SUKU MENTAWAI
Sumber: https://www.google.com/search?q=letak+geografis+suku+mentawai&client=ubuntu&hs=Fa&channel=fs&biw=1366&bih=635&source=lnms&tbm=isch&sa=X&ved=0ahUKEwiN0433_JvNAhXDhaYKHVRhCBgQ_AUIBigB#imgrc=ua92awTFZE2uTM%3A
A. Asal-usul Suku Mentawai
Mentawai merupakan negara kepulauan yang ditemukan di
lepas pantai barat Sumatera (Indonesia) yang terdiri dari sekitar 70 pulau dan
pulau. Empat pulau utama adalah Utara dan Pagai Selatan, Sipora, dan Siberut;
dengan Siberut – mencakup 4.480 kilometer persegi dan dengan jumlah penduduk
sekitar 29.918; yang 90% adalah penduduk asli asal Mentawai, yang lain 10%
dianggap terdiri dari Minangkabau, Jawa, dan Batak, menjadi empat dari yang
terbesar.

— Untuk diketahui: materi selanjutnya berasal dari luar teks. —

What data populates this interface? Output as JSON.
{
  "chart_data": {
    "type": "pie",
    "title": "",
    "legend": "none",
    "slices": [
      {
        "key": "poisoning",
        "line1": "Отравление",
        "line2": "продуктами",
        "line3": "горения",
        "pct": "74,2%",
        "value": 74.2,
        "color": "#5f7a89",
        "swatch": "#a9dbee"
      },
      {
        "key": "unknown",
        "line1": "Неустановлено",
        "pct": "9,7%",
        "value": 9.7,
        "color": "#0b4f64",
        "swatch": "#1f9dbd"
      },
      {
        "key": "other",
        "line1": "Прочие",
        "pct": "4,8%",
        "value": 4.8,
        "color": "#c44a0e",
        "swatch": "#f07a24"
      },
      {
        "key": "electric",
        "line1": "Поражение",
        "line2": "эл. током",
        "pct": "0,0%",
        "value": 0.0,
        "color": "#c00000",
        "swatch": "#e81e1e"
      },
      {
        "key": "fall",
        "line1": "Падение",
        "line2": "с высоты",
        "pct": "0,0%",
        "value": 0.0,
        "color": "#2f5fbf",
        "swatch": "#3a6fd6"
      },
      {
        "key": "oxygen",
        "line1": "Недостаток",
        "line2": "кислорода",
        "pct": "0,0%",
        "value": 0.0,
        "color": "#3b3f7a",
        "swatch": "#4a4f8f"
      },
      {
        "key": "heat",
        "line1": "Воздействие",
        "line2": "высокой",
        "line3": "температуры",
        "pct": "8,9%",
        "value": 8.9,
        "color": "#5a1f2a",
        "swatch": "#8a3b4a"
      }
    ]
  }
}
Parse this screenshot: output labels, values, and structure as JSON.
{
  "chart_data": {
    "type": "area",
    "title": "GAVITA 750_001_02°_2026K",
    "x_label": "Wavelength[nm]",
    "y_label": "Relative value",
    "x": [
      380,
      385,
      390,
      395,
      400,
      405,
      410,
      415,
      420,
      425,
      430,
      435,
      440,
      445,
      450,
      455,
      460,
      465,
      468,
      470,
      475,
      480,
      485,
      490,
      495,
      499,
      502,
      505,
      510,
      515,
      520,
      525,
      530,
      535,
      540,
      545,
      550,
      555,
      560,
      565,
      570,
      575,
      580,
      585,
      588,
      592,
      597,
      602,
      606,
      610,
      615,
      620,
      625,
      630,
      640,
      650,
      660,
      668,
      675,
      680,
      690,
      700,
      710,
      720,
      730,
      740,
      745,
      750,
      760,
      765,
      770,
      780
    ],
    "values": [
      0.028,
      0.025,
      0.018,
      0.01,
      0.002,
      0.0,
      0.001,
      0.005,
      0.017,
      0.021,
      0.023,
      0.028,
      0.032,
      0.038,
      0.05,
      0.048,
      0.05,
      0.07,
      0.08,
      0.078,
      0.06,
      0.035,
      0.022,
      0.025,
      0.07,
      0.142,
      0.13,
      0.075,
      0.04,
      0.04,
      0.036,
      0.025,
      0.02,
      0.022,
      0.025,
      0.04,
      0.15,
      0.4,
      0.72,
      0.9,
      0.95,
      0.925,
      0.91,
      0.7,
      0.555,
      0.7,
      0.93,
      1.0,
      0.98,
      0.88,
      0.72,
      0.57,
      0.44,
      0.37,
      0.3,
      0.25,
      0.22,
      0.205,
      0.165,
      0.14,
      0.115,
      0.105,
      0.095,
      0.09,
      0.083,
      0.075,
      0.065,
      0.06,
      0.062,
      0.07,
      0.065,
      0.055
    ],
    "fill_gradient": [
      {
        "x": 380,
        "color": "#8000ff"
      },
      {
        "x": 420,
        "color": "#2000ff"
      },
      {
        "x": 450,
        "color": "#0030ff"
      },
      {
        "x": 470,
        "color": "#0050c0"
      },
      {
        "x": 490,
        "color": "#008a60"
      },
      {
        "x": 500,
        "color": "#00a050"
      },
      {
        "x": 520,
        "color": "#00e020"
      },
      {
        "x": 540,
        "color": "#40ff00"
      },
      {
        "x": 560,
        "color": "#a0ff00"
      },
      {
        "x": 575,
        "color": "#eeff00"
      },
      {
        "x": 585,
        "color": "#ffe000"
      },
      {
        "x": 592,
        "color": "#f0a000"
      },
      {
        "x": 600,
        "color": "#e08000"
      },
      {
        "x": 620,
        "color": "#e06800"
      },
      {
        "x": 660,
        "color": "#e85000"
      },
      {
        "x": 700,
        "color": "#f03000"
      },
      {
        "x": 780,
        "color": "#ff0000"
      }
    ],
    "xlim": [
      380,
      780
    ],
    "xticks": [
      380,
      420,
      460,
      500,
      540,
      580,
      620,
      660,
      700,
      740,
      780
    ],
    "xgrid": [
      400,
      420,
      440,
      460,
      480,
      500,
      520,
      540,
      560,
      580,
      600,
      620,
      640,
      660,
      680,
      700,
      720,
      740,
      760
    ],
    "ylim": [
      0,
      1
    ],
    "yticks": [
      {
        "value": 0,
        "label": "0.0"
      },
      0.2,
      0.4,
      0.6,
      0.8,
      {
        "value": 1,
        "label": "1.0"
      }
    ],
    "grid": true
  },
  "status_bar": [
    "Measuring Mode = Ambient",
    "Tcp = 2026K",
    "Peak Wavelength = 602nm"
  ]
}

Para nenek moyang orang Mentawai adat diyakini telah
bermigrasi pertama ke wilayah tersebut di suatu tempat antara 2000 – 500 SM.[1]
Pada abad 17 diantara pulau-pulau yang ada di
kepulauan Mentawai hanya Siberut satu satunya pulau yang sudah berpenghuni,
sedangkan pulau-pulau lainnya masih kosong. Di pulau Siberut memang tampak dan
jelas pengaruh Nias. Namun dikalangan orang Mentawai sendiri terdapat legenda
mengenai asal-usul dari suku bangsa ini.
Dahulu ada seorang laki-laki bernama Ama Tawe (bapak
si Tawe), bermaksud mencari ikan ke Pulau Nias. Tetapi malang perahu Ama Tawe
dipukul badai, maka terdamparlah Ama Tawe di suatu pantai (sekarang disebut
pulau siberut). Lalu Ama Tawe berjalan, sampai ke muara sungai (sekarang
bernama Simatulu, Siberut tengah bagian barat). Ama Tawe mendapati pohon sagu
yang banyak dan pohon tales yang subur sekali. Lalu, Ama Tawe membuat perahu
untuk menjemput anak dan istrinya di Pulau Nias. Namun ama Tawe tidak saja hanya
mengajak anak dan istrinya tapi juga mmengajak beberapa orang dari kampungnya
untuk ikut bersamanya. Orang orang menganggap bahwa pulau yang ditemukan Ama
Tawe adalah pulaunya, maka orang orang kampung menyebut pulau itu sebagai pulau
Ama Tawe atau biasa diucap Amantawe yang akhirnya menjadi “Mentawai”.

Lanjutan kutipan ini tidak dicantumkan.